Ocasio-Cortez says filibuster defender Sinema can 'take a seat' on women's health
Kyrsten Sinema on Facebook.

Rep. Alexandria Ocasio-Cortez was among those condemning Democratic Sen. Kyrsten Sinema on Tuesday for reiterating her defense of the legislative filibuster, a Senate rule that is impeding congressional action on abortion rights as the U.S. Supreme Court's conservative majority appears poised to overturn Roe v. Wade.

"The filibuster is not protecting democracy. It's undermining it. End the filibuster now."

"We could protect Roe tomorrow, but Sinema refuses to act on the filibuster," Ocasio-Cortez (D-N.Y.) tweeted after Sinema (Ariz.) issued a statement touting her support for the Women's Health Protection Act, House-passed legislation that would codify the right to abortion care into federal law.

Until Sinema's position on the filibuster changes, Ocasio-Cortez wrote, "she can take a seat talking about 'women's access to healthcare.'"

"Hold everyone contributing to this disaster accountable, GOP and Dem obstructionists included," the New York Democrat added. "She should be primaried."

In her statement, Sinema characterized the filibuster as a safeguard "against the erosion of women's access to healthcare," pointing to several instances in recent years of the 60-vote threshold preventing Senate Republicans from pushing through anti-abortion measures.

"Overturning Roe v.

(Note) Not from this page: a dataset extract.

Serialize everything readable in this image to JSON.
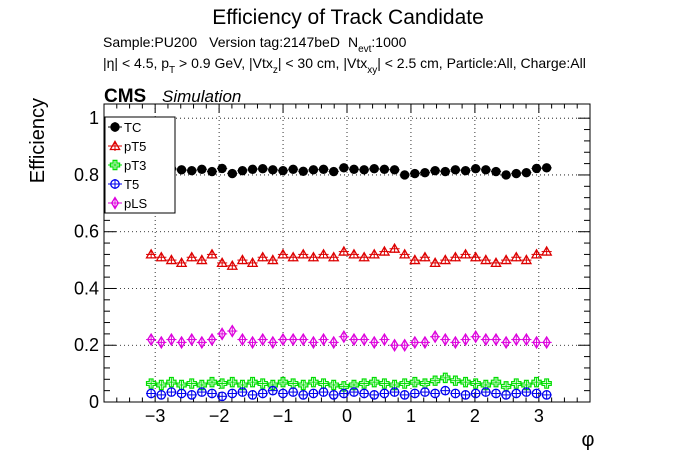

Wade endangers the health and wellbeing of women in Arizona and across America," Sinema said. "I'm a co-sponsor of the Women's Health Protection Act, and I'll continue working with anyone to protect women's ability to make decisions about their futures."

Earlier this year, anti-abortion groups ran ads praising Sinema for helping thwart Senate Democrats' attempt to pass a voting rights carveout for the filibuster.

While Senate Majority Leader Chuck Schumer (D-N.Y.) vowed Tuesday to hold another vote on the Women's Health Protection Act in the near future, Democrats don't have the 60 votes needed to pass the legislation with the filibuster intact.

The filibuster can be weakened or abolished with 50 votes plus a tie-breaker from the vice president, but Sinema and Sen. Joe Manchin (D-W.Va.) have refused to support changes to the 60-vote rule. Manchin was the only Democrat to join Senate Republicans in filibustering the Women's Health Protection Act in April.

"The filibuster is the only protection we have in democracy," Manchin, an opponent of abortion, said Tuesday after declining to comment on the leaked opinion authored by Justice Samuel Alito, which if finalized would spell disaster for reproductive rights and much more.

Countering Manchin, the government watchdog group Citizens for Responsibility and Ethics in Washington argued that "the filibuster is not protecting democracy."

"It's undermining it," the group said. "End the filibuster now."

An ABC News/Washington Post poll released Tuesday found that 54% of Americans want the Supreme Court to uphold Roe, while just 28% want the court to overturn the 1973 decision.

The survey also showed that 58% believe abortion should be legal in "all or most cases."